Giant squids of the genus Architeutis are one of the largest invertebrate creatures, which, according to official data, can reach about 8-10 meters in length, and twice as much according to unofficial ones.

Pictures of live squids were first obtained by Japanese researchers in 2004, before that scientists had ideas about giant squids only from their remains found in the stomachs of sperm whales or washed ashore.

Until now, not a single giant squid fell into the hands of scientists, which is associated not only with the fact that these creatures live mainly at great depths, but that that they rarely swim to the surface, as they sperm whale’s favorite treat.
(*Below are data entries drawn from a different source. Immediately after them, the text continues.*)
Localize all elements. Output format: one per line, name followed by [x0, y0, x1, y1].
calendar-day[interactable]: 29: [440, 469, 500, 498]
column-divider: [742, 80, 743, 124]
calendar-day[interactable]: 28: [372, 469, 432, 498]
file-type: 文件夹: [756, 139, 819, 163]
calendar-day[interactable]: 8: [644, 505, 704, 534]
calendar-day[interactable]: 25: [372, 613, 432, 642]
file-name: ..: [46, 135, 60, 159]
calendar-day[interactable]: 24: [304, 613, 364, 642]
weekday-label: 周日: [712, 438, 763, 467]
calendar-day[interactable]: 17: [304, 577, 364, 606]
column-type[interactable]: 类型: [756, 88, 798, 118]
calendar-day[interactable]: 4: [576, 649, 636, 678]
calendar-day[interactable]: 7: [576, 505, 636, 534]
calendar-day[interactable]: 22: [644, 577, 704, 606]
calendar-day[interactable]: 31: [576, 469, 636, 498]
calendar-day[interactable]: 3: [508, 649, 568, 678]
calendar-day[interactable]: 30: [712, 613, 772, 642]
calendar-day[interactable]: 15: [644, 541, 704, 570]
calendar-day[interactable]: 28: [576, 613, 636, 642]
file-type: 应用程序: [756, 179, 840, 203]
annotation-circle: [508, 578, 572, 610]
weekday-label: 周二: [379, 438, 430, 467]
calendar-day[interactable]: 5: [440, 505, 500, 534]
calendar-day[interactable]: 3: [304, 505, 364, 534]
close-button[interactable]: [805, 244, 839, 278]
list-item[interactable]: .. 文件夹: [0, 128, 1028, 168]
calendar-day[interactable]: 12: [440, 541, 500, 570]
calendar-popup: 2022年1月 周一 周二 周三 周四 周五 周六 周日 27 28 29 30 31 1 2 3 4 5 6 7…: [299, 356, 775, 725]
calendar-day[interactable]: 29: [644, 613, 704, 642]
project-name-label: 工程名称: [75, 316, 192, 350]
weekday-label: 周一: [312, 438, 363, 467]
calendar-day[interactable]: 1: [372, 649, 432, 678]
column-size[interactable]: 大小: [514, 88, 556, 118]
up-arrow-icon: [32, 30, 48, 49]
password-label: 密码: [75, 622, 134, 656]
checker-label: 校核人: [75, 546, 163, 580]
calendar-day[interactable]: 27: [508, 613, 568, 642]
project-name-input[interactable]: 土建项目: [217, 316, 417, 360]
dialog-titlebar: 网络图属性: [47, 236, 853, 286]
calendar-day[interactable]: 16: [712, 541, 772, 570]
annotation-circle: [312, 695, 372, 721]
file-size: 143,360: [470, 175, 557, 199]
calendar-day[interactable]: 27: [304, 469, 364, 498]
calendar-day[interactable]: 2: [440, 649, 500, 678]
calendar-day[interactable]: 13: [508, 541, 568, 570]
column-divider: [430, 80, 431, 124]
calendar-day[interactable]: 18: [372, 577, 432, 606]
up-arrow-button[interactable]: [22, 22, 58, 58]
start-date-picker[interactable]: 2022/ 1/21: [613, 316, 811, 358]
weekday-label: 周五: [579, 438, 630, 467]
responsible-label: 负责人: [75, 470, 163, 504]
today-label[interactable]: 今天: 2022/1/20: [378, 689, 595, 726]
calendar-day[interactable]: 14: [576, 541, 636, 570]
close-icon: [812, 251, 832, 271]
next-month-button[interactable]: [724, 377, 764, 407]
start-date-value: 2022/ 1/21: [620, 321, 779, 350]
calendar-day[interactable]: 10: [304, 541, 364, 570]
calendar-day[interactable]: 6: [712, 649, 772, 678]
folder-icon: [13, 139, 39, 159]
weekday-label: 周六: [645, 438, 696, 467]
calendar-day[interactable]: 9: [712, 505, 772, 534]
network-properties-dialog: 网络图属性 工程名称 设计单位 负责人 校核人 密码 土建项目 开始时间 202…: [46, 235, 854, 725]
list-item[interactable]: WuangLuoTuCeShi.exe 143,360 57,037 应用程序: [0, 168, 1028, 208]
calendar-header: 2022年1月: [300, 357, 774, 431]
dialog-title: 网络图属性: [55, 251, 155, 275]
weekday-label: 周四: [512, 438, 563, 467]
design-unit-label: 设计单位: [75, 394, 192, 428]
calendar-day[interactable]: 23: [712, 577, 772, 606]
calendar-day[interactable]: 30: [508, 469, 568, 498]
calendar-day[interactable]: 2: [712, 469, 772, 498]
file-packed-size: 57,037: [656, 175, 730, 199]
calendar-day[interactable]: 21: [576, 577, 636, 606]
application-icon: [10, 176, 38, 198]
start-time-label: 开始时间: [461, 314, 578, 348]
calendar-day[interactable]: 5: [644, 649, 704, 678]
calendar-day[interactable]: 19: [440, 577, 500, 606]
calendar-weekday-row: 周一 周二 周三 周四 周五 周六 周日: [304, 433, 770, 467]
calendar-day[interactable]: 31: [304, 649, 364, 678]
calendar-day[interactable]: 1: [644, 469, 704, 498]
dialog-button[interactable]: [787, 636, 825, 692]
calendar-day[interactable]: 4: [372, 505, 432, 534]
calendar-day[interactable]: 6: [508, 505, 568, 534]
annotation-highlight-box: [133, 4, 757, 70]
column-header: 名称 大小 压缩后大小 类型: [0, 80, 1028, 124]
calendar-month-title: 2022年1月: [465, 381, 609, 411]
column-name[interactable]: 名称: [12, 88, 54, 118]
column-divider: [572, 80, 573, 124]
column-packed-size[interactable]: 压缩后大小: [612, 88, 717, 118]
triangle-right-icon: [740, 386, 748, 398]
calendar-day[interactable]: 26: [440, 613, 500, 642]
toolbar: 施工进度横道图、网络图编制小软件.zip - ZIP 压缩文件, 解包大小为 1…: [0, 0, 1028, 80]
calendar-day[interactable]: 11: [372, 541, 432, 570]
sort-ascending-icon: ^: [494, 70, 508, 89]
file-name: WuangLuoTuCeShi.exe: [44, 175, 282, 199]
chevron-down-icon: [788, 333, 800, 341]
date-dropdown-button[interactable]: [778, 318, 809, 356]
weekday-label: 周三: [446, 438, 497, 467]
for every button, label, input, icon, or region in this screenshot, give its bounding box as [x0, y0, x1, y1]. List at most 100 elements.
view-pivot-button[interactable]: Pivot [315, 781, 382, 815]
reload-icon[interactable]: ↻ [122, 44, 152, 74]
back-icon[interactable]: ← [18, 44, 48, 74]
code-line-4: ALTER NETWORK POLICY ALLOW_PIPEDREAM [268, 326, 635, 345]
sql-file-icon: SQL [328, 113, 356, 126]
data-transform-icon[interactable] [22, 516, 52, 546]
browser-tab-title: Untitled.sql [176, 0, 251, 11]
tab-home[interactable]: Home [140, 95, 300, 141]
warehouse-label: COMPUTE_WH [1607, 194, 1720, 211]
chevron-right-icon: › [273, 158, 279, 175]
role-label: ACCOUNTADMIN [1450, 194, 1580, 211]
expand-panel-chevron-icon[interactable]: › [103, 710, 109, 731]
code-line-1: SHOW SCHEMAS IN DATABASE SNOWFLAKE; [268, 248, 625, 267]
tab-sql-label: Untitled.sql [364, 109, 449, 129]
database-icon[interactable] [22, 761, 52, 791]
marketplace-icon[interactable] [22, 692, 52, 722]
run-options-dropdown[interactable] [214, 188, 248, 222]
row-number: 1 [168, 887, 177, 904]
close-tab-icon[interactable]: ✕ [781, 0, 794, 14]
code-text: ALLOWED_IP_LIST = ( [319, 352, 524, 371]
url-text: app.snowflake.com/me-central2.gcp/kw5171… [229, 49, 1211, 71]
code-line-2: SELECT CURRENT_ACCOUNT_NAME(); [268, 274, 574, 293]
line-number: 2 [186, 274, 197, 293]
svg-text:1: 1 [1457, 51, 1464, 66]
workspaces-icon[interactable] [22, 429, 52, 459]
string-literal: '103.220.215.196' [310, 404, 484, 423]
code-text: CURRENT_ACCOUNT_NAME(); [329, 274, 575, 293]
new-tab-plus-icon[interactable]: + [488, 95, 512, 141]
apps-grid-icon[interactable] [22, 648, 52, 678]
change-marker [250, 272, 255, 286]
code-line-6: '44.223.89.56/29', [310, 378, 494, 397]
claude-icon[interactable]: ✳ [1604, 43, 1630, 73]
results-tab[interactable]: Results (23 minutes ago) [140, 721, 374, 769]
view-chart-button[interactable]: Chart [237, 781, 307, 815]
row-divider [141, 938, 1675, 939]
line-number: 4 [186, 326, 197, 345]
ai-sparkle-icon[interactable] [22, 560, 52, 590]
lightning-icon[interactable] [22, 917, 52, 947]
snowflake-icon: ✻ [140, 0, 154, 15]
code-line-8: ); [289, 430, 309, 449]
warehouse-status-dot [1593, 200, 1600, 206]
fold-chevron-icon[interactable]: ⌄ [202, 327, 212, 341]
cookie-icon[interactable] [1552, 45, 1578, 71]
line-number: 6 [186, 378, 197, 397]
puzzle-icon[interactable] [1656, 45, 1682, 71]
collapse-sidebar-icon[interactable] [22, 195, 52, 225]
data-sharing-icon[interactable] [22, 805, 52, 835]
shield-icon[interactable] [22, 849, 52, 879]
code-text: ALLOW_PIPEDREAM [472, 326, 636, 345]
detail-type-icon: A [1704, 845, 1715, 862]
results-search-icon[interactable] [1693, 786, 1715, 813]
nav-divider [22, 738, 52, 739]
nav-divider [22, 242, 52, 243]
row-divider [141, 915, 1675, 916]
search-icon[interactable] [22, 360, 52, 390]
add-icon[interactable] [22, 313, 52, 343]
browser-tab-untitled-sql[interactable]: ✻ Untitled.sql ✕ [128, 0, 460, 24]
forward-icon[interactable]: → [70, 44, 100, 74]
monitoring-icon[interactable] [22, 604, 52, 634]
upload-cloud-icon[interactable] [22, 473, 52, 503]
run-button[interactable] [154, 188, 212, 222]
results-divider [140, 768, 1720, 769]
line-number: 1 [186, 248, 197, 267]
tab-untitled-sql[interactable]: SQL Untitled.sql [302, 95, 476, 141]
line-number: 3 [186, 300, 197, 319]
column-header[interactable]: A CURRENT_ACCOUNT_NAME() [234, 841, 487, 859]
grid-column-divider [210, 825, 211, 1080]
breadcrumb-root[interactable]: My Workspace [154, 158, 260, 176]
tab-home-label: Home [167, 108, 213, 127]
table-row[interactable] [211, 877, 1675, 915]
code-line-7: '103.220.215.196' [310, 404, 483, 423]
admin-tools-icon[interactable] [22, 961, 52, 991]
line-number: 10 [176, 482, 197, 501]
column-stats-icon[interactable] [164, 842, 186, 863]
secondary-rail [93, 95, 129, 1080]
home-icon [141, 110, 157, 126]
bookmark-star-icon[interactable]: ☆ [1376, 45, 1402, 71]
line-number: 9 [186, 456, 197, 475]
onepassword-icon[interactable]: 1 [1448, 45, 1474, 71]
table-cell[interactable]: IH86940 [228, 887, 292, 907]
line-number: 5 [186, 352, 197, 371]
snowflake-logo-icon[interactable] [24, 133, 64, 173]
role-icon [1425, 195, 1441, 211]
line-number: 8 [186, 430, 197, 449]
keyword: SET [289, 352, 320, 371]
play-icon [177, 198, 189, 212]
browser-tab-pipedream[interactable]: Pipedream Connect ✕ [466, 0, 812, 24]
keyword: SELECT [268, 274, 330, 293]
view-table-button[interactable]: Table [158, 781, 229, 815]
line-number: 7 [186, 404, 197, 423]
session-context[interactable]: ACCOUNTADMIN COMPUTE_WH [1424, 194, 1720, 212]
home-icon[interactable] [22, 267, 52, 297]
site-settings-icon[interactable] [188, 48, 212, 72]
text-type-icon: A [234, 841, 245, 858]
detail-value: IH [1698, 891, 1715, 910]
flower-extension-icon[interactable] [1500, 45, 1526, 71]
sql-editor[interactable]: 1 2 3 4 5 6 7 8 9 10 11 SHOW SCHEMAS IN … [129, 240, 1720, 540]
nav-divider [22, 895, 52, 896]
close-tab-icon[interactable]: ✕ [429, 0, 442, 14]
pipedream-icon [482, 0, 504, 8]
A relatively small giant squid of the Architeuthis dux species, reaching a length of “only” 4 meters

The genome of giant squid was analyzed by a team of researchers from the University of Copenhagen (Denmark), as well as researchers from the Marine Biological Laboratory of the State of Massachusetts under the leadership of Caroline Albertin. In total, this group sorted the genomes of several cephalopods at once, including octopus, cuttlefish and nautilus mollusk.

DNA samples of a giant squid were taken from a frozen piece of flesh of this creature, found many years ago on the ocean and preserved in one of the laboratories.

Researchers first found that the size of the giant squid genome is not that far behind the human genome. The giant squid had about 2.7 billion complementary pairs of DNA, which is about 90% of the human genome.

Although the size of the genome is not necessarily related to the creature’s complexity and intellectual development, more than a hundred giant squid genes have been linked to a family of specific protocadherin proteins that are responsible for complex brain structure.

The remains of a giant squid at the Smithsonian Museum.

According to Caroline Albertin, as a rule, these proteins are found in very little (or not at all) in invertebrates, and the presence of more than 100 protocadherins in the giant squid genome can be compared to the finding of a “smoking gun”, because this directly indicates that these creatures are very smart.

By the way, in the octopus genome in 2015, the same proteins were also found in approximately the same amount.

Other unusual finds include a unique set of genes responsible for the growth and development of giant squid, which were not in the genome of octopus, cuttlefish and nautilus. This probably explains why giant squids grow so huge.

The results of this curious study were published in the scientific journal GigaScience.